Al Jazeera's Kelly Rockwell in Los Angeles said that it was not just the film and television businesses that were affected financially as people were spending money in the city.

"People haven't been going out buying a new car, or a $4 cup of coffee every morning and that has really had a crippling effect on the economy of Los Angeles," she said.

Awards disrupted

It also caused major disruption to Hollywood's annual awards season, leading to the cancellation of the Golden Globes ceremony after actors refused to cross picket lines, and threatened to disrupt the Oscars on February 24.

"The reason for this strike was to make sure we had coverage of the internet, that it didn't become a guild-free zone, and I think we accomplished that"

Warren Leight, executive producer of "Law & Order: Criminal Intent"
WGA board members in New York and Los Angeles approved the new contract after meeting on Sunday and will now hold a vote of the union's members early next week to confirm the decision.

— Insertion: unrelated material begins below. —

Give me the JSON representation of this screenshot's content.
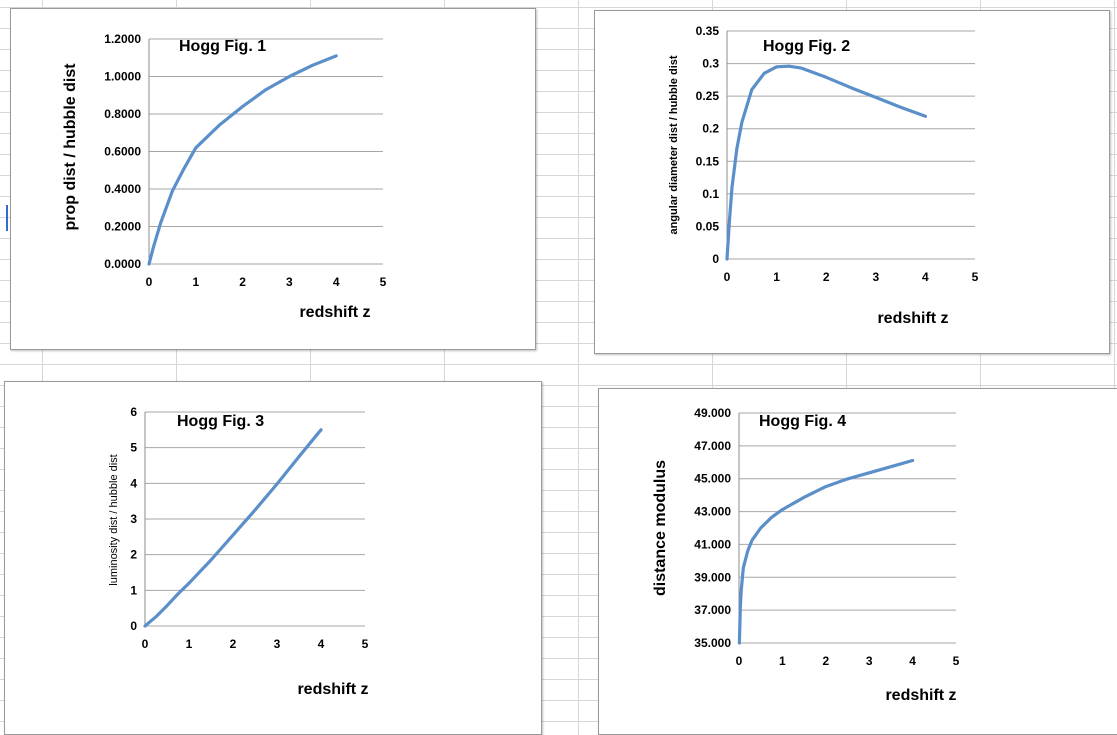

Patric Verrone, WGA West leader, described the agreement as "the best deal the guild has bargained for in 30 years," while acknowledging that there were still "some holes".

For content streamed free over the web, writers will get a fixed  payment of $1,200 per year for one-hour webcasts over the first two years, followed by two per cent of any revenues earned by the distributor in the third year.

"The reason for this strike was to make sure we had coverage of the internet, that it didn't become a guild-free zone, and I think we accomplished that," Warren Leight, executive producer of "Law & Order: Criminal Intent" told the Los Angeles Times newspaper.
     
The board members could have voted to call off the strike as early as Monday, but they opted to wait until rank-and-file members have cast their ballots before formally lifting the strike.
   
Under that scenario, the 10,500 striking writers would not return to work before Wednesday, union officials said.

Acceptance urged

"We should say yes to it and move on," Craig Wright, creator of the television series "Dirty Sexy Money", said.

"I said yes to it already."
   
The tentative deal to settle the worst Hollywood labour dispute in 20 years was announced early on Saturday in an email from WGA leaders, who called on members to accept the proposal and end the strike.
   
"While this agreement is neither perfect nor perhaps all that we deserve ... our strike has been a success," they wrote, stressing gains achieved in the area of digital entertainment.